Frostbite is a very grim state, affecting the skin and underlying tissue, together with muscle and bone. Seek medical attention as soon as feasible as bad cases can lead to amputation too. Ensure that you avoid frostbite by having warm clothing, gloves or mittens, footwear, and not leaving any skin open to the elements of the extreme cold.
Frostnip is a less severe version of the frostbite and one is affected by it when skiing or snowboarding, and most repeatedly affected parts are the cheeks and the tip of the nose. The symptoms are a soft yellowish or white skin and cause a throbbing tingling or burning sensation. It is advisable to use the warmness of your hand for instant respite.
What is hypothermia?
When your core body temperature drops below 35 degrees Celsius, Hypothermia occurs. That is why it is essential to wear thermals and bundle up when spending time outdoors. Symptoms of hypothermia comprise trembling, incoherent speech, weird behaviour, confusion, disorientation, muscle cramps, cold and pale skin. The best course of treatment is to warm up as soon as possible.
Tip: Keep away from waiting for a extended time at bus stops or subway stations when it’s cold or dark outside. Download a transit app and use it to find out when the next bus or train is arriving.
How to get ready for the Canadian winter
Canada is a enormous country, and weather conditions differ from the west coast to the east coast. Winter on the west coast is milder and rainy in contrast to the east coast. And progressing towards the north renders more arctic-like conditions. Though, discern that as long as you have your wardrobe, home, and car ready for winter, you’ll be just fine.
How to set up your home for winter
Winters in Canada can be vicious and ruthless. With the current pandemic, many people will be spending a lot of time at home. A pre-winter check-up and preparing your home for winter will ensure you stay warm and safe.
10 tips to help you get ready your home for winter
- Indoor heating can be a basis for the air to become very dry, leading to minor nosebleeds. A home replete with a humidifier can assist avoiding it.

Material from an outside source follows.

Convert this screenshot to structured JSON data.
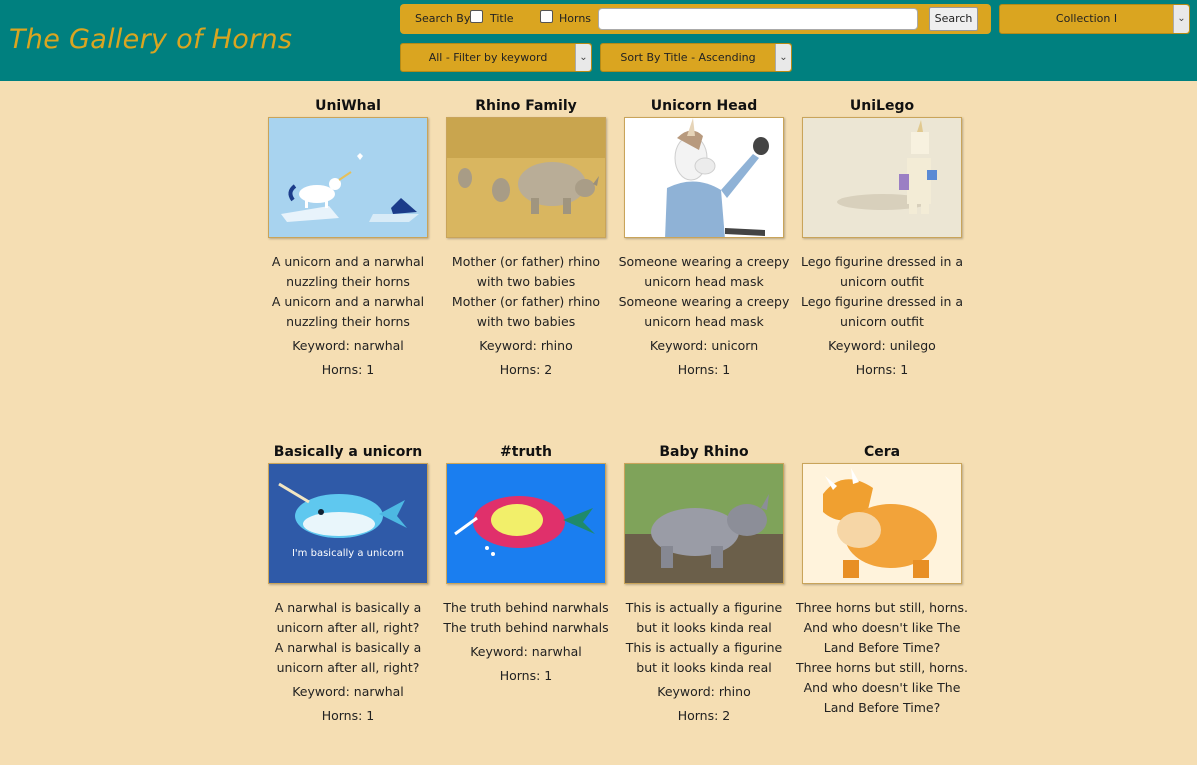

- Seal any cracks or gaps in windows and doors by caulking or weather-stripping. Double check missing shingles and flashing and if needed replace them.

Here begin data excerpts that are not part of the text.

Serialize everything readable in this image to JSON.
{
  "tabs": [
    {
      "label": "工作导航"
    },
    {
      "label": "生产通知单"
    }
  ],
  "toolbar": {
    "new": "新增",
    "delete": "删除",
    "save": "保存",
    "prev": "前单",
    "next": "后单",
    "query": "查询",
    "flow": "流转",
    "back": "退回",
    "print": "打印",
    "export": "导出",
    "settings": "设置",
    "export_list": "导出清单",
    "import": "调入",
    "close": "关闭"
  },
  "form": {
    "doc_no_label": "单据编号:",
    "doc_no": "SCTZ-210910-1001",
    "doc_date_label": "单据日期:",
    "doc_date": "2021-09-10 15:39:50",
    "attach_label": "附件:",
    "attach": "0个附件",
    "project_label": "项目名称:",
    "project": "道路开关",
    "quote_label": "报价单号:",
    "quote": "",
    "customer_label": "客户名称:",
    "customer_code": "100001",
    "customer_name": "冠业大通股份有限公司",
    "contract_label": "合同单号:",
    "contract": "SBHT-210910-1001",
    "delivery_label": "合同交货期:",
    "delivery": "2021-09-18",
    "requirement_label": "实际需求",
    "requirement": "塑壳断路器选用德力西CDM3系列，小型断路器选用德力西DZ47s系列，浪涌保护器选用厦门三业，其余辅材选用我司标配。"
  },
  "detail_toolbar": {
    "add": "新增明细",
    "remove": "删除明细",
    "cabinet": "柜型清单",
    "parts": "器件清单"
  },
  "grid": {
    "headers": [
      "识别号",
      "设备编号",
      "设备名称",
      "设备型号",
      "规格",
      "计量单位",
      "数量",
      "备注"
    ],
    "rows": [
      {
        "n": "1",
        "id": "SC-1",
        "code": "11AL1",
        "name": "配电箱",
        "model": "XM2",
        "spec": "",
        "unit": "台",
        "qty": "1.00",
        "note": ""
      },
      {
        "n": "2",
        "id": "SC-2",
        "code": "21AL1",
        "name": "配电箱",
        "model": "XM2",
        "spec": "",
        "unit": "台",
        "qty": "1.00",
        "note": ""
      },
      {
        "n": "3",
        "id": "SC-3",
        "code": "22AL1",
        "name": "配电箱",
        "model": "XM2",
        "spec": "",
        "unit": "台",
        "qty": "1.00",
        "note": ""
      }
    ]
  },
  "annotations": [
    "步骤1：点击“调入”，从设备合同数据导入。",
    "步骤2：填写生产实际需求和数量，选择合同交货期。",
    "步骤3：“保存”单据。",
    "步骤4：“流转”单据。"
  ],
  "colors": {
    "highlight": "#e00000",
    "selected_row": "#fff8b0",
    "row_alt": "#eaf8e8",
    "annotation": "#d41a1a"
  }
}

- Bleed dry all outdoor hoses, sprinkler systems, cap taps, and eaves troughs prior to the beginning of below zero degree Celsius weather.
- Ensure the attic is insulated – this is useful in trapping heat inside the house.
- Conceal the patio and garden furniture, or store it away.
- Have a flashlight and lamp with extra batteries ready along with lots of candles in the event of power outages.
- Spruce any outsized tree branches to avoid any damage to the structure mid winter.
- Scrutinize the chimney, and clean the furnace and make sure it is in operational order – this is not only important for optimal performance, but also prevents carbon monoxide leaks or other issues.
- Change the air filters on a regular basis and have the vents and ducts cleaned. Ensure that your property and surrounding areas such as stairs, walkways and driveways are clear and reasonably safe for people who use them. Use a snow shovel and road salt to clear any snow from your drive, pathways or sidewalks to prevent slipping.